EUDAT, veri yaşam döngüsünde yer alan her bir adım için araştırmacıların hizmetine geliştirmiş oldukları bir veya birden fazla servis sunmaktadır. B2 ön eki ile başlayan bu servisler B2ACCESS, B2HANDLE, B2SAFE, B2STAGE, B2NOTE, B2SHARE, B2DROP ve B2FIND adıyla verinin FAIR prensiplerine de sahip olmasını destekleyecek şekilde sunulmaktadır. Böylece, verinin yüksek başarımlı hesaplama merkezlerinde analiz edilmesini de olanak sağlayan ortak veri altyapısı (Collaborative Data Infrastructure) kurulmuştur.
B2ACCESS, tüm araştırmacıların bu altyapıya erişimini yöneten servistir. Sosyal hesapların yanında eduGAIN, ORCID gibi çok geniş ağ üzerinden araştırmacıların yetkilendirilmesine olanak sağlamakta ve tüm bu B2 servislerine erişime izin vermektedir. B2Drop, Dropbox veya Google Drive’da olduğu gibi küçük araştırma takımların veya bireysel verilerin depolanması, gönderilmesine olanak sağlamaktadır. Owncloud üzerine entegre edilen bu servis araştırmacının masaüstünde yer alan verileri senkron etmesine yardımcı olur. B2Share, daha büyük gruplar için oluşturulmuş verinin depolanması, paylaştırılması ve uzun dönem korunmasını sağlayan önemli bir servistir. Konteyner üzerinden sunulabilen bu servis, araştırmacıların topluluklara ayrılmasını sağlar ve her bir topluluğun araştırma verilerini kendi ihtiyaç doğrultularında yönetmelerine ve politika geliştirmesine olanak sağlar. Her bir veri için kendi tanımladıkları üstveri (metadata) şablonuna göre araştırmacıların verilerini girmelerini zorunlu tutar. B2FIND ise herhangi bir yetkilendirme mekanizması olmaksızın tüm kullanıcıların kolayca veriyi bulabildiği ve var olan veri ile hızlı bir genel bakışın sunulabildiği bir servistir. 2019 yılı sonu itibariyle sistemde kayıtlı 22 araştırma komitesi, bazı komitelerin yüzlerce bazılarının ise yüzbinlerce kayıtlı veri seti bu altyapı üzerinde tutulmaktadır. Bu önemli servislerin yanında araştırmacıların, verilerinin bir kopyasını güvenli başka merkeze almak istediklerinde kullanabilecekleri B2SAFE, yüksek başarımlı hesaplama merkezlerine transfer etmek için B2STAGE, veri setini kalıcı benzersiz tanımlayıcı (unique persistent identifier) ile kayıt etmek için B2HANDLE ve veriyi zenginleştirmek için etiket eklemek için B2NOTE servisleri de vardır.

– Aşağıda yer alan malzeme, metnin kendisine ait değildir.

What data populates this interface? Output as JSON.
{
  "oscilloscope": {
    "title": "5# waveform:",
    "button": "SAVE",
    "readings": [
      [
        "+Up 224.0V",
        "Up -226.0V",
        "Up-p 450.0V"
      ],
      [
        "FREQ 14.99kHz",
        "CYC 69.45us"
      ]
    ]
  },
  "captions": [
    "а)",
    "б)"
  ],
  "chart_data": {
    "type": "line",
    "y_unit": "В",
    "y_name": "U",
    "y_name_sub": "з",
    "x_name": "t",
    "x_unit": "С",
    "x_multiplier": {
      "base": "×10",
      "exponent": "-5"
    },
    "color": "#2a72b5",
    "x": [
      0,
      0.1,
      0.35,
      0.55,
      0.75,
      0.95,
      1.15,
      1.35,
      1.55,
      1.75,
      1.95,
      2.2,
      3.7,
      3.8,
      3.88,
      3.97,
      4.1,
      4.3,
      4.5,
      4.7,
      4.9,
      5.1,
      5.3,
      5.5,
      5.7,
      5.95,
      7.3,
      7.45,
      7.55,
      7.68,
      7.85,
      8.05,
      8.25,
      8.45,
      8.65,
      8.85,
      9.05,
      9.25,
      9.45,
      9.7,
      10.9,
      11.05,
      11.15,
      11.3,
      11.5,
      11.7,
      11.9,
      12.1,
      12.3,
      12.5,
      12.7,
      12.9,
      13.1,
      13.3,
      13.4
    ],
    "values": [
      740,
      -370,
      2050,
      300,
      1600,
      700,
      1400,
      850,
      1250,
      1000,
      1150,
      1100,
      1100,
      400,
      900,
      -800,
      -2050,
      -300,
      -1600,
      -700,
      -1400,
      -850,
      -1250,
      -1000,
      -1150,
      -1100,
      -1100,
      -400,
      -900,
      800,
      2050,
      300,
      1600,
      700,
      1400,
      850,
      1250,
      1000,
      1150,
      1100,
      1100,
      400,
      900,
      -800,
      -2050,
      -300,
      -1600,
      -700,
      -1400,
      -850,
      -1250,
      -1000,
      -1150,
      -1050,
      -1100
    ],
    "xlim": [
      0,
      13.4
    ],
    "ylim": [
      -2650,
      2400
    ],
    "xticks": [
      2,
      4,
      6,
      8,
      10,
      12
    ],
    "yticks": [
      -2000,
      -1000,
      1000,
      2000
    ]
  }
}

Ülkemizde de bu konuda önemli çalışmalar yapılmaktadır. 2012 yılında ilk Ulusal Açık Erişim Çalıştayı düzenlenmiş ve her yıl sürdürülerek devam etmiştir. 2019 mart ayında TÜBİTAK tarafından ilan edilen Açık Bilim Politikası ülkemiz açısından önemli bir gelişmedir. TÜBİTAK tarafından yürütülen veya desteklenen projelerden üretilen yayınlar ile araştırma verilerinin yönetimi saklanması, arşivlenmesi, derlenmesi ve dijital korunması TÜBİTAK Açık Bilim Politikası’nın çerçevesini oluşturmaktadır.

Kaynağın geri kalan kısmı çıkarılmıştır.